‘Concerned Citizen’: A look at a Tel Aviv culture clash - review

Concerned Citizen mixes dark comedy and drama in its social commentary about a young gay couple living in a neighborhood in south Tel Aviv that is home to many migrants, both legal and illegal.

 A SCENE FROM ‘Concerned Citizen.’ (photo credit: GUY SHAHAF)
A SCENE FROM ‘Concerned Citizen.’
(photo credit: GUY SHAHAF)

Tel Aviv is sometimes referred to as “the bubble,” meaning that its residents live in a different reality from the rest of Israel, but in fact Tel Aviv, like all cities, is many different bubbles, and two of those collide in Idan Haguel’s intriguing movie Concerned Citizen, which opens throughout Israel on December 8, and which will be available in parts of Europe on HBO.

Concerned Citizen mixes dark comedy and drama in its social commentary about a young gay couple living in a neighborhood in south Tel Aviv that is home to many migrants, both legal and illegal.

Ben (Shlomi Bertonov) and Raz (Ariel Wolf) embody the kind of well-educated, liberal urban dwellers who are willing to put up with certain inconveniences to be able to afford their own apartment.
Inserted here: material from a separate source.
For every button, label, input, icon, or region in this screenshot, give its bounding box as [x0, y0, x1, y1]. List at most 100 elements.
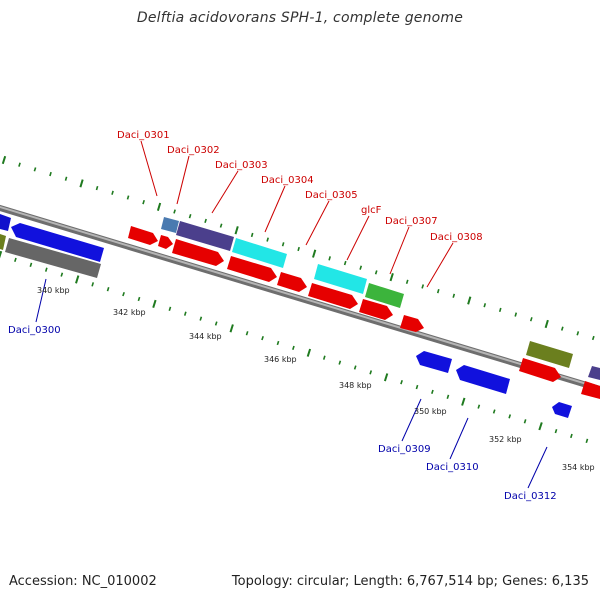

Well-educated liberal urban dwellers in South Tel Aviv

South Tel Aviv is full of streets where upscale boutiques, bars and performance spaces that cater to couples like Ben and Raz sit alongside crumbling tenements populated by foreign workers. This part of the city is in flux, and tensions are inevitable, as the workers, who have multiple jobs doing the city’s dirty work, know they will soon be priced out of the only part of town they can afford by their new neighbors.

Ben and Raz have fixed up their apartment, which is full of plants and light. Each morning, they awaken to the sound of relaxing music they have programmed to play as their robot vacuum starts cleaning. Theirs is a life that many would envy. They both have good jobs, and they are planning to have a baby with a surrogate.

 Concerned Citizen, by Israeli director Idan Haguel (credit: GUY SACHAF)
Concerned Citizen, by Israeli director Idan Haguel (credit: GUY SACHAF)

They cheerfully coexist with their African neighbors most of the time, and when homeless people occasionally leave filth in the lobby, they are upbeat as they deal with it. Ben even plants a tree outside to beautify the neighborhood. But his concern over this tree leads to a conflict with some of his African neighbors, who don’t care about it. They ignore his warnings and lean on it, damaging it. Frustrated, one night when Ben sees them there, he calls the police, and when they arrive, they brutally beat a young migrant. Ben watches but does nothing to stop the beating.

His guilt over his inaction changes his life, gradually poisoning his relationship with Raz and dimming his enthusiasm for having a child.

It’s interesting how a single moment that brings something in the shadows to the forefront of someone’s consciousness can transform so much of his life.

While we may want to condemn Ben, the director puts us into his character’s mind so well that we can identify with him, knowing we might not act so differently if we were tested.

There’s also a subtext that is hard to deny – that it is extremely difficult for most Israeli young people to buy a place of their own, if they don’t have family money. Those with wealth can stay out of these borderline slum neighborhoods and avoid the issues raised by the film, but people like Ben and Raz can’t, like so many others.

Eventually, the tone shifts into something jokier, which is jarring, as the story lurches toward some kind of a happy ending.

In his director’s notes for the film, Haguel describes it as a “white guilt trip dark comedy,” but it doesn’t quite live up to the promise of that description. The beating is just too realistic to allow you to laugh much later. It’s as if the director, like his characters, didn’t quite know what to do with the problems inherent in the situation.

Israeli filmmakers are just beginning to look at the conflicts that gentrification is bringing to Tel Aviv. Tomer Shushan’s Oscar-nominated short film, White Eye, also looked at these issues, as did Noam Kaplan’s Manpower. Surely there will be others.

Concerned Citizen is a carefully told, well-acted slice of life, but it could have been much more than that.